軽い気持ちで傍聴したものの、むしろ、お金を払うべきであった。6期目のスタート、非常に気が引き締まった。

2017/07/26

認知症ケア加算は大病院ほど、改定直後から算定できた

「平成28年 社会医療診療行為別統計 平成28年6月審査分」を基に、認知症ケア加算の算定状況を見た。

平成28年社会医療診療行為別統計の概況|厚生労働省 平成28年社会医療診療行為別統計の概況|厚生労働省
改定直後とも言える6月審査分(≒5月診療分)の算定のため、改定に対するクイックな反応を見ることができる。

まず、認知症ケア加算1と2の比率。病床規模別に見ると、300床以上は認知症ケア加算1の算定がほとんど。300床未満は病床規模が少ないほど認知症ケア加算2の比率が高くなっている。


病院の種類で見ると、療養病床を有する病院と一般病院の比率が1対1くらい。




注:「一般病院」は社会医療診療行為別統計における区分(精神病床のみの病院、特定機能病院、療養病床を有する病院のいずれにも該当しない病院)

 入院料の算定日数に対する認知症ケア加算の算定件数の比率を病床規模ごとに比較すると、病床規模が大きいほど算定率が高くなっている。
※算定率の分母から、精神病床のみの入院料の算定日数は除外していない

病床種類別に比較すると、一般病院の算定率が高くなっている。特定機能病院や療養病床を有する病院や一般病院といった区分に関係なく、DPC算定対象病院だけでの算定率は、特に高くなっている。


認知症ケア加算のように、「1病棟あたり○○人配置」というような要件がないものは、基本的に病床数の多い病院が有利だ。特に、医師・看護師等の資格要件が厳しいものについては中小病院にとって高いハードルとなってしまうだろう。また、病院分割しているようなケースにおいて、こういった人員配置の要件はネガティブに働くと言えよう。

2017/07/23

敷地内禁煙、歩道にも表記が

金曜から台湾に。いくつかの病院を見て回る。
台湾は病院内禁煙らしく、通りに面した病院ではその歩道にも禁煙の表記が。

歩道に面した病院の入り口

歩道のサイン

これから帰国。

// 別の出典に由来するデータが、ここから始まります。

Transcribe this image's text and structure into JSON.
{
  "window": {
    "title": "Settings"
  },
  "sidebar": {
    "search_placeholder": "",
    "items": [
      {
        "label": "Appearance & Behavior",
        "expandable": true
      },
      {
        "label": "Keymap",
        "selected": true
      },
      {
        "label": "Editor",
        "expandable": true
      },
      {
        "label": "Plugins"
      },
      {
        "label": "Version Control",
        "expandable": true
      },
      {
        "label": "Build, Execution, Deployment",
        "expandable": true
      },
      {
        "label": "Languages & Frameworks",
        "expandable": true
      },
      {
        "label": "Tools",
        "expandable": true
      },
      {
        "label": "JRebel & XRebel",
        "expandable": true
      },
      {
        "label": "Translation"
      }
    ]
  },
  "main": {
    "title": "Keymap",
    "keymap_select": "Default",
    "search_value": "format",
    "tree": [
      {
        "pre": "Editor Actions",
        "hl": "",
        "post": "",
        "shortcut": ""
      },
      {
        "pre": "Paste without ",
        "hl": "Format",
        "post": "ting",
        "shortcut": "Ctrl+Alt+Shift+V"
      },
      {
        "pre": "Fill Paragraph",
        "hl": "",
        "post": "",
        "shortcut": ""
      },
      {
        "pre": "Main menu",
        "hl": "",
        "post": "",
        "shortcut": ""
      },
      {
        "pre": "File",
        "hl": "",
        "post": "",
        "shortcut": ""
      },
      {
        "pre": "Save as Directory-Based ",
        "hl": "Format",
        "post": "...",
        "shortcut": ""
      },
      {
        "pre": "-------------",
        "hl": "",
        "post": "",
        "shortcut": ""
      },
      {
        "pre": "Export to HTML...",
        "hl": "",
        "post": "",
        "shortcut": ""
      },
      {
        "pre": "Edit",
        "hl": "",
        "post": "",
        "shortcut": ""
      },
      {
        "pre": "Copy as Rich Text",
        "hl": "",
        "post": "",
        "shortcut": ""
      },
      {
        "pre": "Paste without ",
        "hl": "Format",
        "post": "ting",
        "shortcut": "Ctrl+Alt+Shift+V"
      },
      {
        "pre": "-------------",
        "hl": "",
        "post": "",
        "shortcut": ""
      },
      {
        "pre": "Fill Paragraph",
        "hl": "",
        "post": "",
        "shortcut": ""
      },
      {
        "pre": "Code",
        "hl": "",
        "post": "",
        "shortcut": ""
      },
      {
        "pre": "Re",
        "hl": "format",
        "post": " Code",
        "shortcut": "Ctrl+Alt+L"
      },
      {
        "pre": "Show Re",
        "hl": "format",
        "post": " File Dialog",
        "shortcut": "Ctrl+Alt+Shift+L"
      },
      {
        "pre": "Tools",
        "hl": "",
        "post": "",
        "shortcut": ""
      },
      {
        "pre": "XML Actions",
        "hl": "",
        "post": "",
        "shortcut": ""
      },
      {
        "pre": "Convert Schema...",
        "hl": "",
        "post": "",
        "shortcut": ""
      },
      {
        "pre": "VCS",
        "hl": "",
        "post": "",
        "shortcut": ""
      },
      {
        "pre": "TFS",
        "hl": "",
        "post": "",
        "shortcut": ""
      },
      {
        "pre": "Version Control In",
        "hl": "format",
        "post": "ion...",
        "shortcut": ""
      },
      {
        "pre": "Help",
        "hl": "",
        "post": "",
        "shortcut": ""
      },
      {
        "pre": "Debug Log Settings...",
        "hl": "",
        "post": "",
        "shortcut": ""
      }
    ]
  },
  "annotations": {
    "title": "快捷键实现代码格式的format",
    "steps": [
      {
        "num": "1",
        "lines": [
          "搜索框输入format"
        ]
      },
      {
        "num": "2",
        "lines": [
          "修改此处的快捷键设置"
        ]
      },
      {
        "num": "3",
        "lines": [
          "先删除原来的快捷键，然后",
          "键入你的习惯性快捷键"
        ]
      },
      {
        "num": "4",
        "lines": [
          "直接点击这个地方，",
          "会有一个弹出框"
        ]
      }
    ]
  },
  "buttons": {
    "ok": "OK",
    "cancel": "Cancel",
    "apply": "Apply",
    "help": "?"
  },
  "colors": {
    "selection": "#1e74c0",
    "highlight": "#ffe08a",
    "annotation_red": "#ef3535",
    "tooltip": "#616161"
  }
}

せっかく来たのに、短すぎてもったいない・・・。

2017/07/22

病棟再編成とは、自院のビジョンと国・地域のビジョンの整合性を図ることだ

MMオフィス工藤氏のfacebookやブログ(下記)にて、昨日のランチョンセミナーの資料が公開されている。

神戸ポートピアホテルで日本病院学会ランチョンセミナ−講師|「なんちゃって医療経営学」 ㈱MMオフィス代表 工藤 高のブログ 神戸ポートピアホテルで日本病院学会ランチョンセミナ−講師|「なんちゃって医療経営学」 ㈱MMオフィス代表 工藤 高のブログ

この資料には、弊社の資料も一部引用くださっていて光栄だ。

P.11~13の地域医療構想・病床機能報告の病床機能区分と入院単価の資料は必見だ。ただ、この資料を基に『話した内容』が極めて大事であったと思われる。病棟再編成の戦略(≒自院のビジョン)と国・地域の方向性と同一致させるか、という情報がP.13に凝縮されている。

このP.13に病院団体の主張を重ねれば、どのポジションを選択しても、経営が成り立つようにして欲しい、ということになる。個人的には「適切な努力をすれば」経営が成り立つべきだと思っている。努力の範疇を超えた部分は、診療報酬で手当てすべきだと考えている。